This is an automated email from the ASF dual-hosted git repository.
markus pushed a commit to branch master
in repository https://gitbox.apache.org/repos/asf/nutch.git
The following commit(s) were added to refs/heads/master by this push:
new c390dfc8b NUTCH-3031 ProtocolFactory host mapper to support domains
c390dfc8b is described below
commit c390dfc8b5c15db74d61c83e79f8e17d9bdc7b3f
Author: Markus Jelsma <[email protected]>
AuthorDate: Tue Mar 12 17:29:20 2024 +0000
NUTCH-3031 ProtocolFactory host mapper to support domains
---
src/java/org/apache/nutch/protocol/ProtocolFactory.java | 15 ++++++++++++---
1 file changed, 12 insertions(+), 3 deletions(-)
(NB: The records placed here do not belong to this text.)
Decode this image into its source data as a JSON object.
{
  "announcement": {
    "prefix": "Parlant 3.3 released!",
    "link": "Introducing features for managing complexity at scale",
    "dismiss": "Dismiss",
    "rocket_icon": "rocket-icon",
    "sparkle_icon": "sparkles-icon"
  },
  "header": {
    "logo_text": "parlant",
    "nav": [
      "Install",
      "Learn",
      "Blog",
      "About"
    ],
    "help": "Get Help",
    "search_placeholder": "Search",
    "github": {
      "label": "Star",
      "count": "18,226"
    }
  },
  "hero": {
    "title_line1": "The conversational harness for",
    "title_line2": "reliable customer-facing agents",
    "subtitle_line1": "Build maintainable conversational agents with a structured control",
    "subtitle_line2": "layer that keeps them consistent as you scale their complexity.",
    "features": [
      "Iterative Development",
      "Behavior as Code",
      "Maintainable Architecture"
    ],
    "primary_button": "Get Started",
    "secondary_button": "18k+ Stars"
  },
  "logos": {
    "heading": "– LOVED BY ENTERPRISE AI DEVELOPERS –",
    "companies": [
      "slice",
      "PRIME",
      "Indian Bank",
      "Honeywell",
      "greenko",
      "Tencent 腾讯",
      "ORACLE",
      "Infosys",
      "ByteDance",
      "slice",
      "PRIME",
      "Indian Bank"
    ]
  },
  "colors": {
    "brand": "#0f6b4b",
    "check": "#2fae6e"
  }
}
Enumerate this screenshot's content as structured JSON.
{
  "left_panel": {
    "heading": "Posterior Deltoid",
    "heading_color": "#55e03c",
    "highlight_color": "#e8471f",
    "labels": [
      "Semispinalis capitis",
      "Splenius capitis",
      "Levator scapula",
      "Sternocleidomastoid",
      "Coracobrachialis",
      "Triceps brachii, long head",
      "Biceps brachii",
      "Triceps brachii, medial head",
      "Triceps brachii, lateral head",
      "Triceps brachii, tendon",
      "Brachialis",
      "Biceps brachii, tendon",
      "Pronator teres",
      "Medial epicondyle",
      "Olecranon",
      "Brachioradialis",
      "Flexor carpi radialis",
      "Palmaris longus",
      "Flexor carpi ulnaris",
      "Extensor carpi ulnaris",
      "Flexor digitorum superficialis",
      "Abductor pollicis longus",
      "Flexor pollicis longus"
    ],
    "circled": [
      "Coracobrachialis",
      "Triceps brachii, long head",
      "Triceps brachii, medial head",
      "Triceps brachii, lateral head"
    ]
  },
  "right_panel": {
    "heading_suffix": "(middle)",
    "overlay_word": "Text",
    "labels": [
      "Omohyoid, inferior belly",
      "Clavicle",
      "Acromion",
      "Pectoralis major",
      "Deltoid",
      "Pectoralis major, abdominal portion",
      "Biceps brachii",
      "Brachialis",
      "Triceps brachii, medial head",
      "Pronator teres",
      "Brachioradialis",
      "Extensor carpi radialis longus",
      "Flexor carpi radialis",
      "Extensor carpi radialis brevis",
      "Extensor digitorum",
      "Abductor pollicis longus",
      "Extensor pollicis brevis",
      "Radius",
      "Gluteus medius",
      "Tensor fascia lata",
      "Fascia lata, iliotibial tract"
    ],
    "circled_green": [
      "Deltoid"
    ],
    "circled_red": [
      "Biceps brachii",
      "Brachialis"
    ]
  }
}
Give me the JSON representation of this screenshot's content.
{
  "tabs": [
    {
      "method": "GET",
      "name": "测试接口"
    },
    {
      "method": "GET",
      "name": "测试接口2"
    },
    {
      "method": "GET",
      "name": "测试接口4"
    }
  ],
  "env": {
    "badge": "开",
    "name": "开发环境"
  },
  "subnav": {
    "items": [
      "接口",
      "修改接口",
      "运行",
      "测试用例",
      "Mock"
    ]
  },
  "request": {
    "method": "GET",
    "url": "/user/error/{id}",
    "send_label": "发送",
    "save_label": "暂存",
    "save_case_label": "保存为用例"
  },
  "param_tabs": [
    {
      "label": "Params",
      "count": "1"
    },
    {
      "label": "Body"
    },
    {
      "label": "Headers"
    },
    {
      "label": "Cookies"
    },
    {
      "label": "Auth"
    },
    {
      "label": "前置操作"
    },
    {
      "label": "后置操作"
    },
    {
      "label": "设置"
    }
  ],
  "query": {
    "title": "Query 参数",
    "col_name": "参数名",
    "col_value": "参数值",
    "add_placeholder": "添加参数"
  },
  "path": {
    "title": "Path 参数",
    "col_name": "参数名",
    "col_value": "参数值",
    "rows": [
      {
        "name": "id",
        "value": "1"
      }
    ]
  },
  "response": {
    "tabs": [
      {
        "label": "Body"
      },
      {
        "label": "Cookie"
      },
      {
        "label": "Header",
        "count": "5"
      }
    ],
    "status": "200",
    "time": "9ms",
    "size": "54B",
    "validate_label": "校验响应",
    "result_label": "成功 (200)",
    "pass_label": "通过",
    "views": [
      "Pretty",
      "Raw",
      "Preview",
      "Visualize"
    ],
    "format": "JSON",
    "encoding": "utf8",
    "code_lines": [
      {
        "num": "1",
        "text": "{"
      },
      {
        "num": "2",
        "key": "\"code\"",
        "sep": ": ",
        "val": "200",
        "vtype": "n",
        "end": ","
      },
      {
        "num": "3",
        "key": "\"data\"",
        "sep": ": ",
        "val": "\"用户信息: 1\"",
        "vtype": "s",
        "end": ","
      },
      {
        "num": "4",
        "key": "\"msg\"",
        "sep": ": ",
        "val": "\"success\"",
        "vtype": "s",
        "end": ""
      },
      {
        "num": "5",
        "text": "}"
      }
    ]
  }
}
diff --git a/src/java/org/apache/nutch/protocol/ProtocolFactory.java
b/src/java/org/apache/nutch/protocol/ProtocolFactory.java
index a545a4cd0..dc274b7e1 100644
--- a/src/java/org/apache/nutch/protocol/ProtocolFactory.java
+++ b/src/java/org/apache/nutch/protocol/ProtocolFactory.java
@@ -29,6 +29,7 @@ import org.apache.nutch.plugin.ExtensionPoint;
import org.apache.nutch.plugin.PluginRepository;
import org.apache.nutch.plugin.PluginRuntimeException;
import org.apache.nutch.util.ObjectCache;
+import org.apache.nutch.util.URLUtil;
import org.apache.commons.lang.StringUtils;
@@ -130,8 +131,16 @@ public class ProtocolFactory {
// First attempt to resolve a protocol implementation by hostname
String host = url.getHost();
+ String domain = URLUtil.getDomainName(url).toLowerCase().trim();
+ String hostOrDomain = null;
+ Extension extension = null;
if (hostProtocolMapping.containsKey(host)) {
- Extension extension = getExtensionById(hostProtocolMapping.get(host));
+ hostOrDomain = host;
+ } else if (hostProtocolMapping.containsKey(domain)) {
+ hostOrDomain = domain;
+ }
+ if (hostOrDomain != null) {
+ extension = getExtensionById(hostProtocolMapping.get(hostOrDomain));
if (extension != null) {
protocol = getProtocolInstanceByExtension(extension);
}
@@ -141,7 +150,7 @@ public class ProtocolFactory {
if (protocol == null) {
// Protocol listed in default map?
if (defaultProtocolImplMapping.containsKey(url.getProtocol())) {
- Extension extension =
getExtensionById(defaultProtocolImplMapping.get(url.getProtocol()));
+ extension =
getExtensionById(defaultProtocolImplMapping.get(url.getProtocol()));
if (extension != null) {
protocol = getProtocolInstanceByExtension(extension);
}
@@ -150,7 +159,7 @@ public class ProtocolFactory {
// Still couldn't find a protocol? Attempt by protocol
if (protocol == null) {
- Extension extension = findExtension(url.getProtocol(), "protocolName");
+ extension = findExtension(url.getProtocol(), "protocolName");
if (extension != null) {
protocol = getProtocolInstanceByExtension(extension);
}